Além disso, Mochi solicitou que seja destinado no orçamento recursos para um programa especial nacional para prevenção, combate e recuperação de dependentes químicos. “Em nenhum momento vemos dinheiro sendo empenhado para prevenção, repressão e combate ao uso de drogas”, falou.
Estes seminários irão ocorrer em 11 cidades brasileiras e por solicitação do deputado federal Edson Giroto, a primeira a sediar o evento foi Campo Grande. De acordo com o deputado Giroto (PR/MS), que é o relator setorial de Cidades da Lei Orçamentária de 2012, “os seminários são importantes para que a população seja ouvida e o Congresso Nacional possa distribuir os recursos públicos de forma a alcançar maiores retornos para o povo brasileiro”.

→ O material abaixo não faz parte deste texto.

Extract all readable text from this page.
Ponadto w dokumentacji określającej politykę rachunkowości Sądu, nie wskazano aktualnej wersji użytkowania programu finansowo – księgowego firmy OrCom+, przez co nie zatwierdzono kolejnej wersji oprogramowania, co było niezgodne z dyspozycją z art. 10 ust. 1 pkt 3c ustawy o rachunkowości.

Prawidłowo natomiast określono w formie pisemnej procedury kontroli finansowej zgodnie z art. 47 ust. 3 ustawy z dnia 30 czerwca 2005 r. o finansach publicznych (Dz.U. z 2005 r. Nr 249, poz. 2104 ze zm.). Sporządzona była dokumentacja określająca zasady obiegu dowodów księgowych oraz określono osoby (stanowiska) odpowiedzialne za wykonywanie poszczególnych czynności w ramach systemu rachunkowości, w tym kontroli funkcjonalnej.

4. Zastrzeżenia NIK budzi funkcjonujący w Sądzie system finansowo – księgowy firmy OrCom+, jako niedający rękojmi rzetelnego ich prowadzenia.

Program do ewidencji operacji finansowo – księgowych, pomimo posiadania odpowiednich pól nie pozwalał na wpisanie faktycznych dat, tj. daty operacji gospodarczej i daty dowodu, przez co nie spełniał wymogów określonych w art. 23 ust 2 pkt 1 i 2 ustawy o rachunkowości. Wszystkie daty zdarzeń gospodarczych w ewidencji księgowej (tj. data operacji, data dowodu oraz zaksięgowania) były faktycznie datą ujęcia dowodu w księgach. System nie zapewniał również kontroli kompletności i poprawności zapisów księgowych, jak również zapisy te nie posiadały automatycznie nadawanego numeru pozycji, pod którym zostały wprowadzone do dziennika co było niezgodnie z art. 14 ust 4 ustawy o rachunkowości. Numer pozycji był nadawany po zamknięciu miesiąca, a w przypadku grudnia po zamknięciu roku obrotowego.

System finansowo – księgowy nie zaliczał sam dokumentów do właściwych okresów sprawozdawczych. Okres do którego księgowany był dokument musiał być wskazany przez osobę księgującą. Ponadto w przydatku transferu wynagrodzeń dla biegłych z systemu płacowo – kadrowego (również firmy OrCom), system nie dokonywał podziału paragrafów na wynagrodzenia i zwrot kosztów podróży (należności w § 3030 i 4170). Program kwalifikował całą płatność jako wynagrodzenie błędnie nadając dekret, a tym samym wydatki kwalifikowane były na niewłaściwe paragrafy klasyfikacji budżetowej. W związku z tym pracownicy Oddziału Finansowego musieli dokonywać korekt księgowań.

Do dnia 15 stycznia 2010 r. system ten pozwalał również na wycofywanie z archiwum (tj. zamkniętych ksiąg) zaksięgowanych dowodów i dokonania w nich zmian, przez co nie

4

O encontro foi presidido pelo deputado federal e relator geral do orçamento, Arlindo Chinaglia (PT-SP) que explicou sobre os aspectos da peça orçamentária e informou o andamento do cronograma do projeto dentro da CMO (Comissão Mista Orçamentária). O Orçamento de 2012 prevê recursos para investimentos no valor de R$ 165,3 bilhões, quantia que é 8,3% superior ao disponível em 2011. Desse total, R$ 106,8 bilhões são oriundos das estatais e R$ 58,5 bilhões do orçamento fiscal e da seguridade.
O senador Walter Pinheiro (PT-BA) apresentou as metas e diretrizes do PPA, estimado em R$ 5,4 trilhões para os próximos quatro anos. Segundo ele, R$ 2,5 trilhões serão para a área social, R$ 1,3 trilhão para infraestrutura e R$ 900 bilhões para inclusão produtiva e setor ambiental. “O volume é 38% maior do que o previsto no plano anterior. Na área social, os recursos serão aplicados na geração de emprego, educação, saúde, agricultura familiar e programas de transferência de renda. Na infraestrutura, os investimentos serão em habitação, petróleo, gás, energia e transportes”, salienta.
O relatório do projeto deverá ser votado pela Comissão de Orçamento até o dia 26 de outubro e, pelo Plenário do Congresso, até 2 de novembro.